Late Wednesday, the FDA announced it was reviewing how companies of critical medical devices file their annual reports.
"Guidance is being developed which will ensure that companies provide information about device failures and problems in a way that facilitates prompt, efficient review by FDA," said a statement from the agency.
Celebrex Cancer Prevention Study Resumes
A University of Texas study to determine whether the painkiller Celebrex can help prevent lung cancer is resuming after being cancelled late last year due to concerns over whether the drug may increase heart attack risk.
Smokers recruited for this study will be monitored for cardiovascular problems and given aggressive treatment if necessary, the Associated Press reported.
The cancer-prevention potential of Celebrex makes the study worth doing, despite the possibility of increased heart attack risk among volunteers, said Dr. Bernard Levin, vice president of cancer prevention at the University of Texas M.D. Anderson Cancer Center.
The study was two-thirds complete when it was suspended last year. The resumed study will last six months instead of a year. Study volunteers will have their blood pressure monitored and patients with any cardiovascular changes will receive prompt treatment.
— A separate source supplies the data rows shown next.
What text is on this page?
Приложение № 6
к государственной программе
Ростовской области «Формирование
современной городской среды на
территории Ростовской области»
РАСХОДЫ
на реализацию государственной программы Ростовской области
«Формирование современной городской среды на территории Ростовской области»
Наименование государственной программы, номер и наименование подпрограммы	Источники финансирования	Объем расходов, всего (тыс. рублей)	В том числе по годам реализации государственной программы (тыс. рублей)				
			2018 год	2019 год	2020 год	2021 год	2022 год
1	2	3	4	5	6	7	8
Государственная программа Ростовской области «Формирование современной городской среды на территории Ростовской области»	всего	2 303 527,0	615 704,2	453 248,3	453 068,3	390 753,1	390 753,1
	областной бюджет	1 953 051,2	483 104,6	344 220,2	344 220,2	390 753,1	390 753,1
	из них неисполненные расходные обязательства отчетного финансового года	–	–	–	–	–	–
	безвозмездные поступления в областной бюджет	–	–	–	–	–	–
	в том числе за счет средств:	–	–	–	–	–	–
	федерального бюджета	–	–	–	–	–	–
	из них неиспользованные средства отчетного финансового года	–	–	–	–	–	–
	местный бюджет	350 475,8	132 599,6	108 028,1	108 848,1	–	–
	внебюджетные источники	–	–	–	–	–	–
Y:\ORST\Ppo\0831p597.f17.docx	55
No patients who've had a heart attack or stroke will be allowed to take part in the study, the AP reported.
The U.S. Food and Drug Administration recommended in February that researchers continue to study the potential of Celebrex to prevent cancer. The U.S. National Cancer Institute advised researchers to weigh the risks and benefits of Celebrex in their clinical trials.
Celebrex is part of a family of painkillers called cox-2 inhibitors, which have been linked to increased risk of heart attack and stroke. Two other cox-2 drugs, Vioxx and Bextra, have been removed from the market.
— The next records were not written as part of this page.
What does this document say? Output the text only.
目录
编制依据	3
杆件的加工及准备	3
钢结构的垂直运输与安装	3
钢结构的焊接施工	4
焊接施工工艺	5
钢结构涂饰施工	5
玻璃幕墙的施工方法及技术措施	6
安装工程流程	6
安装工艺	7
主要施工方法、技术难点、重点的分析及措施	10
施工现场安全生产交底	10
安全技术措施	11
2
2nd Lawsuit Against Vioxx Maker Begins
A second trial has begun alleging that Merck & Co. knew of the cardiac risks posed by the now-defunct arthritis drug Vioxx but failed to warn consumers.
During opening statements in an Atlantic City, NJ. courtroom on Wednesday, the lawyer for Frederick Humeston said the Vietnam War veteran had led an active lifestyle before he suffered a heart attack within two months of starting the painkiller, according to the Associated Press. Humeston, 60, of Boise, Idaho, survived the Sept. 18, 2001 attack.
Merck contends Humeston's heart attack was related to war injuries and a sedentary lifestyle, the wire service reported.
His trial is the first to be heard since last month, when a Texas jury hearing the nation's first Vioxx case found in favor of a widow who blamed the drug for the death of her husband from an abnormal heartbeat. The jury awarded the woman $253 million, although the award will be reduced to about $26 million. Texas law caps punitive damages at about that number in malpractice cases.
Vioxx, which once had annual sales of $2.5 billion, was withdrawn by Merck in September 2004, when research showed the drug increased long-term users' risks of heart attack and stroke.
Health Tip: If Your Child's Sinuses Are Blocked
Blocked sinuses, which rarely occur in kids under age five, are often caused by a cold or hay fever, according to St. Louis Children's Hospital.
By treating your child's sinus congestion, you can prevent it from developing into a true sinus infection.
Here are some tips:
Use warm water or saline nose drops followed by suction or nose blowing to wash dried mucus out of the nose. Run a humidifier in the home. Ice applied over the sinus for 20 minutes may give some pain relief. With treatment, sinus congestion often resolves in five to seven days. A fever and increased pain could indicate a bacterial sinusitis that may need an antibiotic.
Health Tip: Don't Skip Meals
If you're trying to cut your calorie intake by skipping meals, you could end up gaining weight instead.
According to George Washington University, people who skip meals, especially breakfast, are more likely to overeat later in the day. That's because when you skip meals, you upset your body's natural cycle of sleep, wakefulness and hunger.
So in trying to right itself, your system overcompensates and you may end up eating from mid-afternoon until bedtime.